Две жизни. Том I. Части I-II - стр. 67
Постель моя была готова, я отлично вымылся, с восторгом переоделся в чистое бельё, присланное мне в подарок Али Махмудом, мысленно поблагодарил его, дав себе обещание отблагодарить его за заботу, пожелал спокойной ночи Флорентийцу и мигом заснул.
Глава 7. Новые друзья
Проснувшись, я увидел, что диван Флорентийца пуст. Должно быть, было уже довольно позднее утро, и – что меня особенно поразило – в окна стучал частый крупный дождь. С тех пор как я приехал к брату в К., где летом никогда не бывает дождя, о котором мечтаешь, покрытый потом и пылью, как о манне небесной, – это был первый дождь.
Я мигом вскочил и засмеялся, вспомнив, как меня поразила быстрота движений Флорентийца, когда он вот так же внезапно сел, проснувшись. И я сейчас, точно кот, почуявший мышь, бросился к окну и отдёрнул занавеску.
Дождь показался мне добрым, родным братом. В его серой пелене был виден лес, настоящий зелёный лес, и не было жары.

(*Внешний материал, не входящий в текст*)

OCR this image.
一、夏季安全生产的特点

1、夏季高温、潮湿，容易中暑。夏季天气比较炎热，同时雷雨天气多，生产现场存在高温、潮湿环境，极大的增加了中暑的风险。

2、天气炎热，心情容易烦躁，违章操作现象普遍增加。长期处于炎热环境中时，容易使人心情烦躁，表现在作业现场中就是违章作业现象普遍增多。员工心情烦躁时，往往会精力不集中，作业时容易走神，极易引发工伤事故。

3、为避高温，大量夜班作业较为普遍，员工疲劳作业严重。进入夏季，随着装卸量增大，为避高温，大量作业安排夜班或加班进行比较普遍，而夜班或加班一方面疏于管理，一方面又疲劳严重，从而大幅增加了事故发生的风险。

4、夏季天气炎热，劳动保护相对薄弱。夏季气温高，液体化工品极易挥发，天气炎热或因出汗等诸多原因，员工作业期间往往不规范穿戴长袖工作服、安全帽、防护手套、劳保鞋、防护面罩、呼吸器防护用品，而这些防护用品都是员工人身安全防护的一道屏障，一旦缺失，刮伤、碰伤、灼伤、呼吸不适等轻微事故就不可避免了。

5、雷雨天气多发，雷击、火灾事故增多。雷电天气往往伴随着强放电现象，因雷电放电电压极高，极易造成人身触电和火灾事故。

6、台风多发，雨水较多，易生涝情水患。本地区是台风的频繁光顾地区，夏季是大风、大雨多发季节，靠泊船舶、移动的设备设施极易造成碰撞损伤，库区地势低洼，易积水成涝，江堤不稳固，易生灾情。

Какая-то нежность к своей родине, даже как бы чуть-чуть раскаяние, что я мало ценил её до сих пор, с её лесами, рощами, зелёными полями и сочной травой, пробудились во мне. Я радовался, что попал снова в свой край, где нет серо-жёлтого ландшафта, одинаково пустынного на десятки вёрст, с торчащими, как бирюзовые горы, голубыми куполами и минаретами мечетей. И как только эта восточная картина мелькнула в моём воображении, так сразу же встала передо мной и вся цепь событий, людей, отдельных слов и небольших эпизодов последних дней. Моя радость потускнела, быстрота движений исчезла. Я стал медленно одеваться и думать, какой сумбур царит в моей голове. Я положительно не мог связать все события в ряд последовательных фактов. И всё, что было третьего дня, вчера или два дня назад, – всё сливалось в какой-то большой ком, и я даже не всё отчётливо помнил.
Внезапно в коридоре я уловил какое-то слово, и тембр голоса опять показался мне знакомым. «Странно, – подумал я. – Всегда у меня была изумительная память на лица и голоса. А теперь и этот дар я, кажется, теряю. Должно быть, проклятая шапка дервиша да жара повредили мне не только слух, но и мозги».
В эту минуту снова донёсся из коридора баритональный, неповторимо красивый голос. Я даже сел от изумления, и всего меня бросило в жар, хотя ни о какой жаре и помина не было. «Нет, положительно я стал какой-то порченый, как говорил денщик брата, – продолжал я думать, утирая пот со лба. – Не может это быть дервиш, который дал мне своё платье и у которого мы останавливались ночью». Всё завертелось в моей голове, до физической тошноты, недоумение заполнило меня всего. Я думал, что, если бы под страхом смертной казни я должен был рассказать в эту минуту подробный ход событий, я бы не мог их передать, память моя отказывалась логически работать. Я сидел, уныло повесив голову, а в коридоре теперь уже явно различал английскую речь – один из голосов принадлежал Флорентийцу, а другой был всё тот же чудесный металлический баритон, мягкий, ласкающий слух; но, казалось, прибавь этому голосу темперамента, – и он может стать грозным, как стихия.